World Hello Day and its Significance
World Hello Day is observed every year on 21 November to promote awareness that conflicts should be resolved through communication rather than the use of force. Participants verbally greet ten people or more on that day as an expression of the importance of personal communication in preserving peace. The annual global event began to be celebrated in 1973 as a response to the Yom Kippur War.
31 winners of the Nobel Peace Prize are among the people who have realized World Hello Day’s value as an instrument for preserving peace and as an occasion that makes it possible for anyone in the world to contribute to the process of creating peace.
Since its inception, people in 180 countries now celebrate the World Hello Day. However, there are many who are not familiar with the idea.
The word “Hello” is considered to be first used by that Mark Twain in his work Roughing It first used it, in 1872. Today, it is used by everyone. Not necessary in same way but at least in similar way. Today, there are as many as 800 diverse ways of saying hello. You may greet “Hello” in following languages:
- Afrikaans (Southern Africa) – Goeie dag
- Amungme (Indonesia) – Amole Kitaitirivi
- Arabic – Marhaba, Ahlan
- Aragonese (Aragon, Spain) – Ola
- India – Namastey
- Ugandan – Yoga
- Bole (Nigerian) – Use
- In Hungary, Szia and Szervusz can mean either ‘hello” or ‘goodbye.’ This explains why Hungarians who speak English sometimes say hello when they are leaving, instead of goodbye.
Theme of World Hello Day 2021
21 November 2021 is the 49th annual World Hello Day. Anyone can take part in World Hello Day simply by greeting ten people. There is no specific theme for day.
History of World Hello Day
World Hello Day was originally initiated by Brian McCormack, a Ph.D. graduate of Arizona State University, and Michael McCormack, a graduate of Harvard University. It was initiated as a direct response to the Arab Israeli war officially known as the Yom Kippur War.

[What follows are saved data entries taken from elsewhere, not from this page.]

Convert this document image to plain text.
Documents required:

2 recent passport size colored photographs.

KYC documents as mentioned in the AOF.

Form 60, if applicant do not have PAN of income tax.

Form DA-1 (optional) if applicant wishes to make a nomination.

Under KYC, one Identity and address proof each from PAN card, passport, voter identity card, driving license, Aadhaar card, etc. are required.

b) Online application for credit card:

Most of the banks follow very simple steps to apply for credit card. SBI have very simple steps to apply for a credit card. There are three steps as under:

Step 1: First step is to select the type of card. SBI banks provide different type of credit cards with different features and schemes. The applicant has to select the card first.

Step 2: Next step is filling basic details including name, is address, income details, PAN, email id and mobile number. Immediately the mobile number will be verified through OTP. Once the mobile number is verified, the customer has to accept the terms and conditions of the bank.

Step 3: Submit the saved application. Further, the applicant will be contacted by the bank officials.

Gathering all the money they had at the time, these two brothers bought postage and sent out letters to as many world leaders as they could and asked them to support this new holiday. Within the first 12 months of their campaign, they received the support of over fifteen different countries. In the last 42 years, they have managed to gather the support of an added 165 countries.
Today, ordinary people observe this day – as well as world leaders – from all around the world to settle their differences with communication rather than conflict. The McCormack brothers have also received staunch support for their holiday from writers, entertainers, and Nobel Laureates from all over the globe.
The only real custom associated with World Hello Day is the practice of saying ‘hello’ to friends, families, and strangers. People who want to celebrate this holiday should take the time to say hello to at least 10 people they meet throughout the day – particularly strangers. People should also take the time to learn how to say hello in a couple of different languages and then put that into practice sometime during the day.
World Hello Day is an opportunity for everyone, all throughout the globe, to try at reaching out to one another, taking steps towards world peace. The primary means to achieving this personal connection is by simply saying, ‘hello!”
How to celebrate World Hello Day
There are many ways to celebrate the day. When the celebration is to say hello, it is to be seen with positivity. All you must do is say hello to at least 10 people during that one day. This is supposed to send a message of openness and goodwill to others, and the creators of the holiday hoped this small gesture alone would show how communication can be instrumental in resolving disputes and preventing conflicts.
If you happen to be knowing someone and somehow got disconnected due to whatever reason, it could be moment to bridge that gap by saying “Hello”.
You may also consider organising talk and online seminar to enhance awareness about the movement and encourage people to understand and bring them in their life.